Everyone knows what Ellis brings on the defensive end, but it isn’t just that he helps the team when he is on the floor, he is the ideal complementary player for the high-volume scorers on the roster. He doesn’t touch the ball all that much on offense (he is in the 0th percentile in usage at just 12.2%) and he is in the 99th percentile in effective field goal percentage, according to Clean The Glass. He is always making the right play and hitting the open shot while never demanding the ball.
On a team with several guys who need to ball in their hands to score, he doesn’t take away from them while helping.
On defense Ellis, who is averaging 23 minutes per game this season, is:
* 98th percentile in block percentage
* 93rd percentile in steal percentage
#### **The Monk Dilemma**
With De’Aaron Fox in San Antonio, and Markelle Fultz not a consistently reliable option in Christie’s rotation, Monk is the only player close enough to a starting NBA point guard the Kings have. He is a good playmaker (97th percentile in assist percentage and 85th percentile in assist to usage ratio) and can create shots for himself and others in ways that no one else on the roster can.

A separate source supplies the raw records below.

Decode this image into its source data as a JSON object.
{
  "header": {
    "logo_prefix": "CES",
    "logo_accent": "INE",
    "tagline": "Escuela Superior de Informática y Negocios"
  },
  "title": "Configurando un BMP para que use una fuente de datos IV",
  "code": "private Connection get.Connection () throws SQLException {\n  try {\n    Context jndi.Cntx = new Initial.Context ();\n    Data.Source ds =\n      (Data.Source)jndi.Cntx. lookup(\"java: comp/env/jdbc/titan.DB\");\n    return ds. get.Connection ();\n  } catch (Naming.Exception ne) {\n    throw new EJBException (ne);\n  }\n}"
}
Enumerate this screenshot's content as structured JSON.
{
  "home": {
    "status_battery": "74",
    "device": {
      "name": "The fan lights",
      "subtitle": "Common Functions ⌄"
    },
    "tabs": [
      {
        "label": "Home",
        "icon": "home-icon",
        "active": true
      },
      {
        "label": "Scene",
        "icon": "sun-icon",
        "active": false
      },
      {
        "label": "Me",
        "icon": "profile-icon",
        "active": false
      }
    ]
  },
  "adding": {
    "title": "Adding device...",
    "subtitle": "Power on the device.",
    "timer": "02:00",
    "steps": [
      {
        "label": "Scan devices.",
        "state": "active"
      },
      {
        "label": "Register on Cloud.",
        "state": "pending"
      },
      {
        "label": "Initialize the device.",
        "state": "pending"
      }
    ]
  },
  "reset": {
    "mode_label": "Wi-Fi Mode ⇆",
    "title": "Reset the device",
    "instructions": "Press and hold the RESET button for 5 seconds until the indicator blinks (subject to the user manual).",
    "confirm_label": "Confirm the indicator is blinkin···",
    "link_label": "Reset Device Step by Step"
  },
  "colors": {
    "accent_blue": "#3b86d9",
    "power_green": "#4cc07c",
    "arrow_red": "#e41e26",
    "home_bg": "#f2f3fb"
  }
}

The problem is he is more of a shooting guard, so his natural instincts as a player are to create shots for himself. He is in the 94th percentile in usage at 25.3% this season. Pair that with DeRozan and LaVine and you have 73% of the possessions being dominated by just those three. There just aren’t enough possessions for everyone, spacing gets complicated, and the ball doesn’t move.

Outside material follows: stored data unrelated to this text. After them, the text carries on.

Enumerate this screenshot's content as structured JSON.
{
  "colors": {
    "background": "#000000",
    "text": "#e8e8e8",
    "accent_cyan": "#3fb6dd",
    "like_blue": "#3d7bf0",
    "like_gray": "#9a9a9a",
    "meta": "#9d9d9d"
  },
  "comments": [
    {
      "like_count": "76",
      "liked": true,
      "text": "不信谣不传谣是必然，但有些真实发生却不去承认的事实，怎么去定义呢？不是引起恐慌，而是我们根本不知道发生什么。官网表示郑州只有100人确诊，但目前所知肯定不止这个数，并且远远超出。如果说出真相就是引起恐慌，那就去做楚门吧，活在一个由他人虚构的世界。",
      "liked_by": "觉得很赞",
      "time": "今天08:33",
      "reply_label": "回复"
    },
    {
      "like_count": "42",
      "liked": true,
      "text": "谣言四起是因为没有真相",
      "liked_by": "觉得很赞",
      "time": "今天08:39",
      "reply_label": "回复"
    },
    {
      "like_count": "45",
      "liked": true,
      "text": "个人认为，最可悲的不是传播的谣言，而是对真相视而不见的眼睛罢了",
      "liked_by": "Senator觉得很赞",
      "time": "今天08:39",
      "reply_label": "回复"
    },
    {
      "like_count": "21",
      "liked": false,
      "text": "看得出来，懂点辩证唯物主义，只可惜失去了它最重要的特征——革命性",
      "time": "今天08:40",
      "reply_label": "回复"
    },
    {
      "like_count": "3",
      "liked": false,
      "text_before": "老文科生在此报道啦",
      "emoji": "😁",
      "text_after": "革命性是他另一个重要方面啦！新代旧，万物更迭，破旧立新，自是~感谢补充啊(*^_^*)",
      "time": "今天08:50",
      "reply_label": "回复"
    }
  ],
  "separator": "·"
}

LaVine is trying to fit in and not make things worse. His usage rate has dropped since joining the Kings while his points per shot attempt is the highest of his career (98th percentile).
Playing alongside Monk has to complicate the readjustment to sharing possessions with DeRozan again for LaVine.

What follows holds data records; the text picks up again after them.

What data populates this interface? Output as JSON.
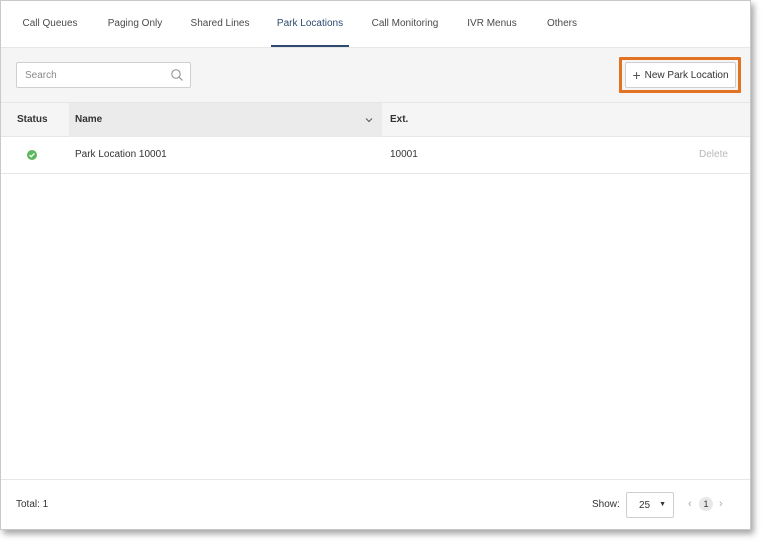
{
  "tabs": [
    {
      "label": "Call Queues"
    },
    {
      "label": "Paging Only"
    },
    {
      "label": "Shared Lines"
    },
    {
      "label": "Park Locations"
    },
    {
      "label": "Call Monitoring"
    },
    {
      "label": "IVR Menus"
    },
    {
      "label": "Others"
    }
  ],
  "active_tab": "Park Locations",
  "toolbar": {
    "search_placeholder": "Search",
    "search_value": "",
    "new_button_label": "New Park Location",
    "highlight_color": "#e27323"
  },
  "table": {
    "columns": [
      "Status",
      "Name",
      "Ext."
    ],
    "rows": [
      {
        "status": "active",
        "name": "Park Location 10001",
        "ext": "10001",
        "action": "Delete"
      }
    ]
  },
  "footer": {
    "total": "Total: 1",
    "show_label": "Show:",
    "page_size": "25",
    "current_page": "1"
  },
  "colors": {
    "accent": "#2d4b6e",
    "status_ok": "#5cb85c"
  },
  "icons": {
    "search": "search-icon",
    "plus": "plus-icon",
    "sort": "chevron-down-icon",
    "status": "check-circle-icon"
  }
}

#### **Both Guys Help the Team Win**
With the strange fit between LaVine and DeRozan, it really isn’t an argument of who helps more between Ellis and Monk. It is simply how they help because both do help.
Check out the on/off numbers:
* Ellis: 82nd percentile differential (+5.6 points per 100 possessions)
* Monk: 79th percentile differential (+5.3 points per 100 possessions)
They both make positive impacts.
#### **Try Starting Ellis**
So, both players are good, it is just on Christie, who is in the head coaching spot for the first time, to figure out how to take over for the coach of the year, manage losing the team’s star player and make this roster fit together.
No easy task.
But the data shows that Ellis fits better next to LaVine and DeRozan because he doesn’t dominate the ball, provides spacing and plays defense. His three-point shooting gives DeRozan room for his midrange game and LaVine’s drives. He also averages 43% from three.
Monk is a solid playmaker and can drive and kick out to shooters, or run a pick and roll. But he has to do it by dominating the ball, which takes the ball out of the hands of the two guys who need it the most to score. And he is averaging just 32% from three. As he did much of Mike Brown’s tenure as head coach, Monk could go back to the bench and dominate second units and not have to compete with two All-Stars for touches in the starting lineup. Monk could still play heavy minutes and close games if the matchup lends itself to it.
These rotation decisions matter when considering positioning for the play-in tournament, and the Kings are 3-7 over the last 10 games. To be fair to Monk, he did not play in three of those losses, but the team was 2-4 with him.
Christie has to manage egos and contract size in the process. This is stuff not all coaches are great at and while Doug has done an admirable job, it is a tough spot to be in, especially as a first-time head coach.